Unfortunately, not everyone was welcoming of the discussion I brought forward. Criticism mostly seemed to come from developers who are fundamentally opposed to the use of garbage collection, and view the whole concept in a very negative light. These people all put forth the same dismissive and uninformed line of reasoning, which can be summarized as follows:
Garbage collectors are inherently slow.
Since Higgs is suffers from GC overhead, Higgs must be doing "too many" allocations.
Because of #1, it's pointless to improve the D GC. It will always be slow.
It's the responsibility of the application writer to avoid using the GC.
I'll say this: one of the main reasons I chose D over C++ was that D has a garbage collector. I had written a JIT compiler in C++ previously and I found it tedious to manage memory allocations manually. Compilers are inherently allocation-heavy, because they must represent and transform symbolic expression trees, graphs and a heavy amount of metadata. Having to take memory allocation and release into account every time you wish to transform such a tree or graph is highly error-prone.
To avoid using the GC in Higgs, I'd basically have to implement my own specialized memory managers (my own allocation and garbage collection) for each of the data structures used in the compiler. Saying that I shouldn't use the GC is basically denying any responsibility the D GC might have and shifting the burden onto me, the application developer, to implement my own specialized memory management for the different use cases where I need dynamic memory allocation, and there are many such use cases.
In my previous blog post, I've demonstrated two things:
In a normal execution of Higgs, the GC may take more than 75% of the total execution time.
Simple tweaking of GC parameters can reduce the GC overhead tremendously, producing a 3x speedup.
What's clear is that the D garbage collector scales very poorly. In fact, I'd say that the scaling is often pathological. Twice the allocations may mean the total collection time quadruples: a quadratic growth. This means that there's a ceiling on the number of objects the GC can be expected to reasonably manage. There's a ceiling on the scale of applications using the GC. If you go beyond this ceiling, your application will slow down to a crawl. You want to write a multithreaded web server in D? You're probably going to have to manage memory manually. Java doesn't suffer from this weakness, so why should D?

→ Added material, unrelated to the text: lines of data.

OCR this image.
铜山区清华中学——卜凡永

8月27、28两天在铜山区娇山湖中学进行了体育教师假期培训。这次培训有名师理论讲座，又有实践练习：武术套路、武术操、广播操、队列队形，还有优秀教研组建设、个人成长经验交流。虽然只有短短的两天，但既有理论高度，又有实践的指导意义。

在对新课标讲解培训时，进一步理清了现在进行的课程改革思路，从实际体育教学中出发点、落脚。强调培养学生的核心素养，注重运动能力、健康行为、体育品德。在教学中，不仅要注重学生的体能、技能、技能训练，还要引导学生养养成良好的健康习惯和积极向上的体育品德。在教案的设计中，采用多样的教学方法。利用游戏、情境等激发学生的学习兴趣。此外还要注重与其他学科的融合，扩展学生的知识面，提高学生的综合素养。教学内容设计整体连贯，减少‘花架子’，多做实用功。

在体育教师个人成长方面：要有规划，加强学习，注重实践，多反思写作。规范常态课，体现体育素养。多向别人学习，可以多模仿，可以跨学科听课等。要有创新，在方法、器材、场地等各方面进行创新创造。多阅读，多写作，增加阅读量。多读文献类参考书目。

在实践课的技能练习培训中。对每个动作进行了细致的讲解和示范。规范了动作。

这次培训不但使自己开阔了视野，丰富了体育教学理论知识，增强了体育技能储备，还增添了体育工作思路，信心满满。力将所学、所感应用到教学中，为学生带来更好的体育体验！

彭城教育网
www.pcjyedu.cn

Higgs is a program written in what I believe to be a reasonably efficient style. There aren't many layers of abstraction in the implementation. It doesn't create what I would deem to be an unreasonable number of allocations for what it does. I'm sure that if I put forth the engineering effort, I could reduce my reliance on the GC and improve performance. In fact, I already have. However, improving the D GC is something that will clearly benefit all users of the language. A future compiler update might improve the performance of some D programs by an order of magnitude. Working towards fixing poor GC performance is much more helpful than blaming those who are affected by it.